- The Washington Times - Thursday, July 17, 2008

NEW YORK | Wells Fargo gave anxious investors a pleasant surprise Wednesday, reporting a profit drop that was milder than anticipated and lifting its quarterly dividend by 10 percent.

Wells Fargo’s second-quarter profit fell 22 percent as more customers at the nation’s fifth-largest bank failed to pay back their loans. But it raised its dividend to 34 cents from 31 cents — at a time when many other financial institutions are slashing theirs to preserve capital.

The San Francisco-based company’s shares soared $6.72, or 32.8 percent, to close at $27.23 Wednesday, after tumbling alongside other financial stocks over the last several days on worries about more U.S. mortgage losses and bank failures.

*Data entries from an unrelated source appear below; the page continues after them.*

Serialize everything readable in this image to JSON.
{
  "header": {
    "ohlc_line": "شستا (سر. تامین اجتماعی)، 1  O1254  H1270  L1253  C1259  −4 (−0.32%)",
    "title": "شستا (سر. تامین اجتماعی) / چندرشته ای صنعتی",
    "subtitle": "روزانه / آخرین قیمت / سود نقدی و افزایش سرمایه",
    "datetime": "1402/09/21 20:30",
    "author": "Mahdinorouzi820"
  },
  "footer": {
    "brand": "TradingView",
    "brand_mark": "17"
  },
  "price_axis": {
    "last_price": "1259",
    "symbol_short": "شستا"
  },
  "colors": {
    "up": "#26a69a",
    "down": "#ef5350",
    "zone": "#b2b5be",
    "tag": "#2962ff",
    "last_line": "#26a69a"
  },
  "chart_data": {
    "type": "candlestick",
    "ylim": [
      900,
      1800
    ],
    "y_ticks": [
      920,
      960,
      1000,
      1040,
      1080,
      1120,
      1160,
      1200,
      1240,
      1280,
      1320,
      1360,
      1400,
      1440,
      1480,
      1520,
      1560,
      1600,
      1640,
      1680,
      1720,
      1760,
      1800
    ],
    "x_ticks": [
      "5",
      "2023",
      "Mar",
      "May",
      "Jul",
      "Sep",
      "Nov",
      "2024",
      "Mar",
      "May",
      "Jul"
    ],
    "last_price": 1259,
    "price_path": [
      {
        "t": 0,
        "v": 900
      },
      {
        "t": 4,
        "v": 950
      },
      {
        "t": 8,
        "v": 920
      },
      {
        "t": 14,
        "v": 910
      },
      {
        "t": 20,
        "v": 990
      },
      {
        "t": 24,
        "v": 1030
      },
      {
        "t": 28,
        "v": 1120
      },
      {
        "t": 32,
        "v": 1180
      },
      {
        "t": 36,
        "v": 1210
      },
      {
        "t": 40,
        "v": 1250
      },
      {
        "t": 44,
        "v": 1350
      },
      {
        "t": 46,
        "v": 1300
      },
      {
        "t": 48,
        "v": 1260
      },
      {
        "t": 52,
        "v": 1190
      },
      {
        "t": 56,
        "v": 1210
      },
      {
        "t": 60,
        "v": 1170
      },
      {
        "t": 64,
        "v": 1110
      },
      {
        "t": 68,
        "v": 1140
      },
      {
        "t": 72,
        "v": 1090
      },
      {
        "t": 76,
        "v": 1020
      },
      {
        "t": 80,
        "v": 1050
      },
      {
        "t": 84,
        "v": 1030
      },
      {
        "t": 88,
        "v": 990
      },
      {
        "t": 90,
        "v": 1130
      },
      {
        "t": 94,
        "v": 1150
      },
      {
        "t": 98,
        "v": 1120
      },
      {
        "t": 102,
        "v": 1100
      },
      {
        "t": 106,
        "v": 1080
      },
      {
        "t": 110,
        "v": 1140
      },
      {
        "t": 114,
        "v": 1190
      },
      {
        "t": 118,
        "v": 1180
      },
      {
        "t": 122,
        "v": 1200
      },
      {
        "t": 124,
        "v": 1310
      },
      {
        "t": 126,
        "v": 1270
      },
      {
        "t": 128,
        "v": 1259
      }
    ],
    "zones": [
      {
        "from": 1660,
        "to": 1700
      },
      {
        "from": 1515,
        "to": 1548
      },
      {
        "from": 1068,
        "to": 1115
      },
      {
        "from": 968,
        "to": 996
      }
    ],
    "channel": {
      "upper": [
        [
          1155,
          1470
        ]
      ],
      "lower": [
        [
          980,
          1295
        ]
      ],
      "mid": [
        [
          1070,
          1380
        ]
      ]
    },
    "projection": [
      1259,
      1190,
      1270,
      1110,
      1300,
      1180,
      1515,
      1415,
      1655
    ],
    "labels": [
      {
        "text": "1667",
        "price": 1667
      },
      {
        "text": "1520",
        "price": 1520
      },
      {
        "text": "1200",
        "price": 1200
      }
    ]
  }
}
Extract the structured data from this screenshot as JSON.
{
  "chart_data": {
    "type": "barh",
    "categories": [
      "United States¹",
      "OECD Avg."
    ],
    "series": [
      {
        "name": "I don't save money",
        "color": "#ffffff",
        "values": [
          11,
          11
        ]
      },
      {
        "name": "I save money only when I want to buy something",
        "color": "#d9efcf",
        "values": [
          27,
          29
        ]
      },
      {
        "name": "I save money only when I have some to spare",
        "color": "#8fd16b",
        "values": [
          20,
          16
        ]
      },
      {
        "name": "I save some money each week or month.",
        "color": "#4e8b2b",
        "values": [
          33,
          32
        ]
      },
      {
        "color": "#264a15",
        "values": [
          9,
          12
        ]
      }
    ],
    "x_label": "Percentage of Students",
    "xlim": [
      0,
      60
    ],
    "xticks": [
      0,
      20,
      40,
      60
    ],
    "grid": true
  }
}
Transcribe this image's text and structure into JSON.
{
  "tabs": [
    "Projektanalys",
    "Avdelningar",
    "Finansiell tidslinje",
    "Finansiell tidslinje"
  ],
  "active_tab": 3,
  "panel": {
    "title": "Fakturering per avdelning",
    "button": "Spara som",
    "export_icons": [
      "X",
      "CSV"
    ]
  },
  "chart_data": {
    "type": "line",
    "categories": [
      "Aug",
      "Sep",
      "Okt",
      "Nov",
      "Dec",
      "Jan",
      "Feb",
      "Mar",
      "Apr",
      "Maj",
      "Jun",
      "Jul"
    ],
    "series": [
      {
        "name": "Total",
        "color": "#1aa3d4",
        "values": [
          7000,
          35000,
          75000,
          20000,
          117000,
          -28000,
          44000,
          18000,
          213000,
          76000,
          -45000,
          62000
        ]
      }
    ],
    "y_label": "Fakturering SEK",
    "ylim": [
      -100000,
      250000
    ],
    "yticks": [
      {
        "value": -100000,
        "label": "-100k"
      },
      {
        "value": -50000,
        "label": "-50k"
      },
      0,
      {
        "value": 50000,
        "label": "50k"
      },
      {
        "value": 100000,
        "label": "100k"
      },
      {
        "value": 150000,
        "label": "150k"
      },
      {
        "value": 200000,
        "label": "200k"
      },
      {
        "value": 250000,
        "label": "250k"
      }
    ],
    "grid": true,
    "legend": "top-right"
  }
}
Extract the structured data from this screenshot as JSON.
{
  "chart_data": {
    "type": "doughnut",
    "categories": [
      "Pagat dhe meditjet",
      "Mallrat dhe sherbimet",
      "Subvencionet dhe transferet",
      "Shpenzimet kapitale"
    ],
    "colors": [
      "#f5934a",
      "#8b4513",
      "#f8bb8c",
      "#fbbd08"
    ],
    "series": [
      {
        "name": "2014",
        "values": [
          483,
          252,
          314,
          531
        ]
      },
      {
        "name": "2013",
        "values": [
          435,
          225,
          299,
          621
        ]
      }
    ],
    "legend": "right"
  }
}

Wells Fargo has now logged three straight quarters of profit declines. But the bank has been weathering one of the nation’s worst credit crises much better than most of its competitors, in part because it had less exposure to the subprime mortgages whose failure undermined the financial sector. That means it hasn’t been forced to take the huge number of write-downs that other banks have needed.

“This is the first fairly positive data point that we’ve had for the banking industry - we haven’t seen any really strong results in the first half,” said Byron MacLeod of Gradient Analytics. “This is where you’re going to begin to see some stratification between those that are conservatively positioned, and those that aren’t.”

Wells Fargo & Co. earned $1.75 billion, or 53 cents per share, in the April to June period, down from $2.28 billion, or 67 cents per share, in the same time frame last year. Analysts polled by Thomson Financial had predicted, on average, a profit of 50 cents per share on revenue of $10.65 billion.

The bank took a provision for credit losses of $3 billion. That provision included total charge-offs of $1.5 billion, and an increase in reserves for future losses of $1.5 billion. Wells Fargo’s total allowance for credit losses now stands at $7.52 billion, up from $6.01 billion at the end of the first quarter.

Revenue soared 16 percent to a record $11.5 billion, on strength in the bank’s deposits, mortgage banking, credit card and wealth management businesses.